February 28, 2014

Capitals of ordinary citizens should also have rights to political asylum.

Sir I refer to your “Close the account on Swiss secrecy” February 28. If I wanted to be politically correct, I guess I would have to loudly shout out a “Hear, hear!”

BUT, I need to add that in the same vein there is political asylum granted for people being persecuted in their homeland, there should also be asylum rights granted to capital when these are being persecuted, beyond reason. Otherwise the closing down of a possibility to hold secret accounts seems a bit like a wet dream of a Global Sheriffs of Nottingham mutual admiration club.

I have no firm idea of how to go about it, but perhaps there could be a Global Council of Citizens, in front of which a citizen could anonymously make a specific country based appeal. When? Perhaps when taxation becomes too high, let us say over 50%; when the government role in the economy becomes too high, let us say 40% of GDP; or when there are notoriously public displays of government waste.

But of course, the capitals of anyone who has held a government office within a period, like for instance the last 20 years, should possess no such rights.

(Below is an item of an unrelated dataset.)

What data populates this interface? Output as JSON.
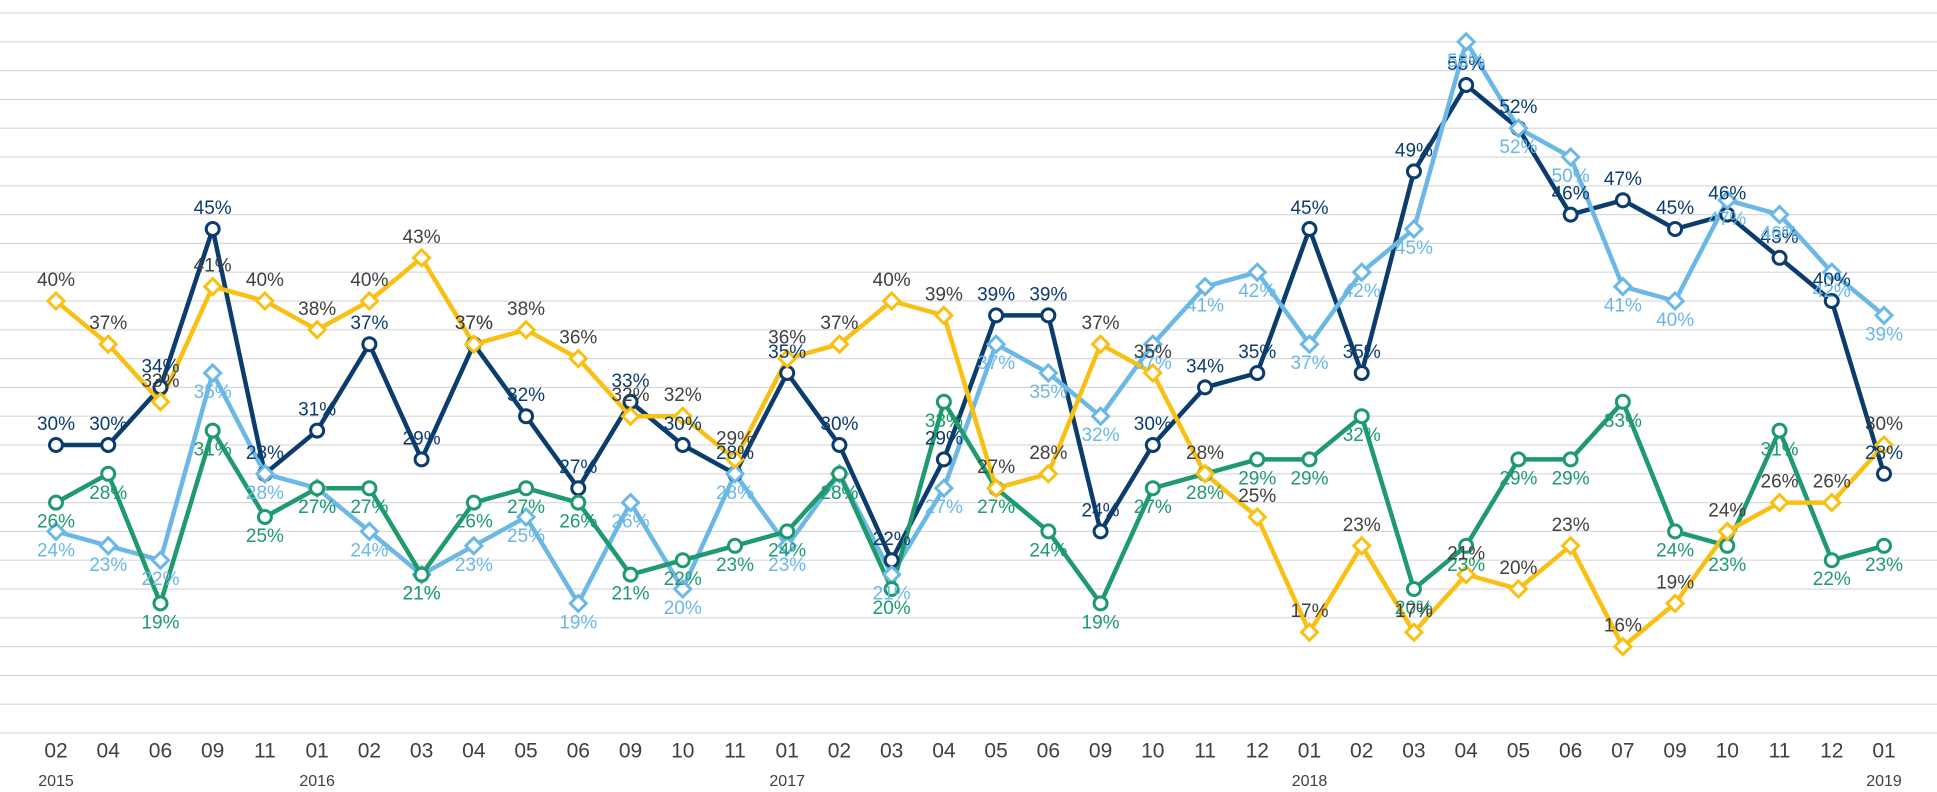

Really, is there anything to be gained by retaining all capitals of all citizens in a country, if all that means is that the capital gets all wasted?

I remember when my country, Venezuela, in February 1983 woke up to a huge financial disaster, mainly as a consequence of the government having acquired too much debt and keeping the Bolívar from devaluing too long. At that moment most politicians swore that the cause of it all was capital flight, and this even when they all must have known that had there been no capital flight, it would all have been wasted. The truth is that the capital reserves built up abroad by some Venezuelans, by quite a few in fact, then allowed Venezuela to recover fairly fast from the disaster… unfortunately only to start the buildup of the next one.

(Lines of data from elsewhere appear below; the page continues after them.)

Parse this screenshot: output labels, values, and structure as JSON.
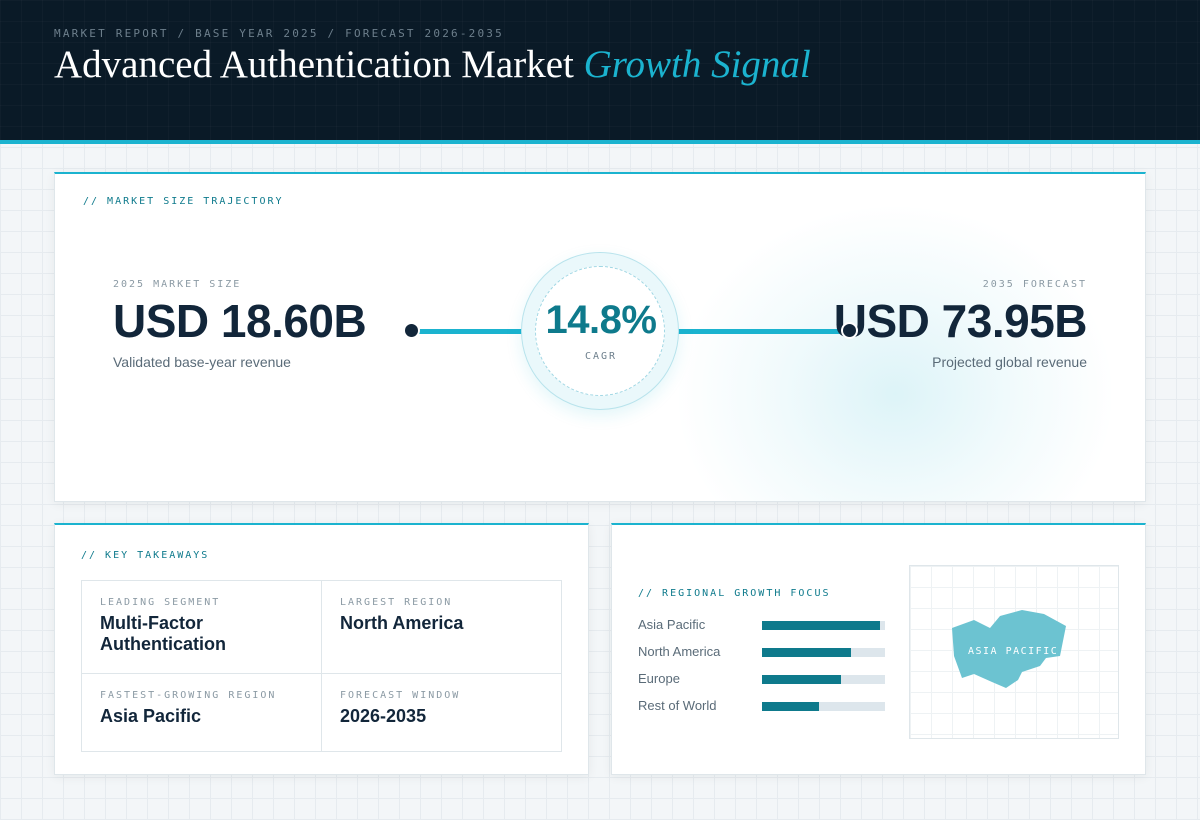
{
  "header": {
    "eyebrow": "MARKET REPORT / BASE YEAR 2025 / FORECAST 2026-2035",
    "title_main": "Advanced Authentication Market",
    "title_accent": "Growth Signal"
  },
  "market": {
    "label": "// MARKET SIZE TRAJECTORY",
    "base": {
      "caption": "2025 MARKET SIZE",
      "value": "USD 18.60B",
      "subtitle": "Validated base-year revenue"
    },
    "forecast": {
      "caption": "2035 FORECAST",
      "value": "USD 73.95B",
      "subtitle": "Projected global revenue"
    },
    "cagr": {
      "value": "14.8%",
      "label": "CAGR"
    }
  },
  "takeaways": {
    "label": "// KEY TAKEAWAYS",
    "items": [
      {
        "label": "LEADING SEGMENT",
        "value": "Multi-Factor Authentication"
      },
      {
        "label": "LARGEST REGION",
        "value": "North America"
      },
      {
        "label": "FASTEST-GROWING REGION",
        "value": "Asia Pacific"
      },
      {
        "label": "FORECAST WINDOW",
        "value": "2026-2035"
      }
    ]
  },
  "regional": {
    "label": "// REGIONAL GROWTH FOCUS",
    "bars": [
      {
        "name": "Asia Pacific",
        "level": 0.96
      },
      {
        "name": "North America",
        "level": 0.72
      },
      {
        "name": "Europe",
        "level": 0.64
      },
      {
        "name": "Rest of World",
        "level": 0.46
      }
    ],
    "map_label": "ASIA PACIFIC",
    "colors": {
      "accent": "#1bb3cf",
      "bar": "#0e7a8c",
      "map_shape": "#6cc3d1",
      "navy": "#0a1a27"
    }
  }
}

Also, FT, do you really want to close Switzerland down as a haven for secret capital flight when that might only mean promoting other deeper and darker havens?

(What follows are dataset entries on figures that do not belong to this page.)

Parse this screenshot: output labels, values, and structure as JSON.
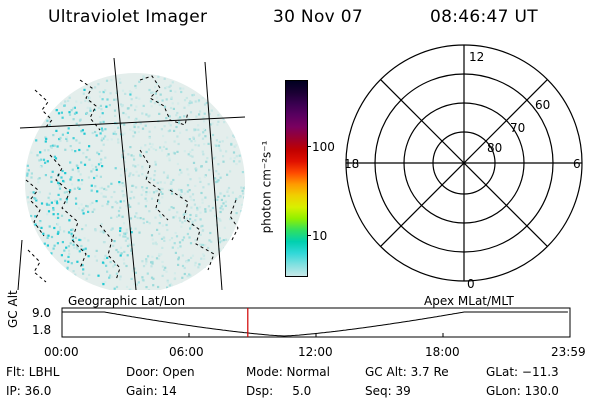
{
  "header": {
    "instrument": "Ultraviolet Imager",
    "date": "30 Nov 07",
    "time": "08:46:47 UT"
  },
  "colorbar": {
    "unit_label": "photon cm⁻²s⁻¹",
    "ticks": [
      "100",
      "10"
    ],
    "colors": [
      "#000020",
      "#1a0033",
      "#3a0050",
      "#5a0060",
      "#7a0060",
      "#9a0030",
      "#c00000",
      "#e01000",
      "#ff4a00",
      "#ff9a00",
      "#f0d000",
      "#d8f000",
      "#90f000",
      "#30e060",
      "#00d0b0",
      "#30d8d8",
      "#80e0e0",
      "#c8e8e8"
    ]
  },
  "polar_plot": {
    "mlt_labels": {
      "top": "12",
      "left": "18",
      "right": "6",
      "bottom": "0"
    },
    "mlat_labels": [
      "60",
      "70",
      "80"
    ]
  },
  "timeline": {
    "ylabel": "GC Alt",
    "yticks": [
      "9.0",
      "1.8"
    ],
    "left_label": "Geographic Lat/Lon",
    "right_label": "Apex  MLat/MLT",
    "xticks": [
      "00:00",
      "06:00",
      "12:00",
      "18:00",
      "23:59"
    ],
    "marker_time_hours": 8.78
  },
  "info": {
    "row1": [
      {
        "label": "Flt: LBHL"
      },
      {
        "label": "Door: Open"
      },
      {
        "label": "Mode: Normal"
      },
      {
        "label": "GC Alt: 3.7 Re"
      },
      {
        "label": "GLat: −11.3"
      }
    ],
    "row2": [
      {
        "label": "IP: 36.0"
      },
      {
        "label": "Gain: 14"
      },
      {
        "label": "Dsp:     5.0"
      },
      {
        "label": "Seq: 39"
      },
      {
        "label": "GLon: 130.0"
      }
    ]
  }
}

PS. Granted you might not really know what it is to be living in countries like Zimbabwe.

PS. I recently ended and Op-Ed in my country with the following PS: “In a country in which all those here described injustices are committed, and many more, and on top of it all they print out monstrous amounts of inorganic Bolivars without caring about the inflation that will cause, one could ask: Is not capital flight sometimes a citizen's moral obligation… towards his own nation?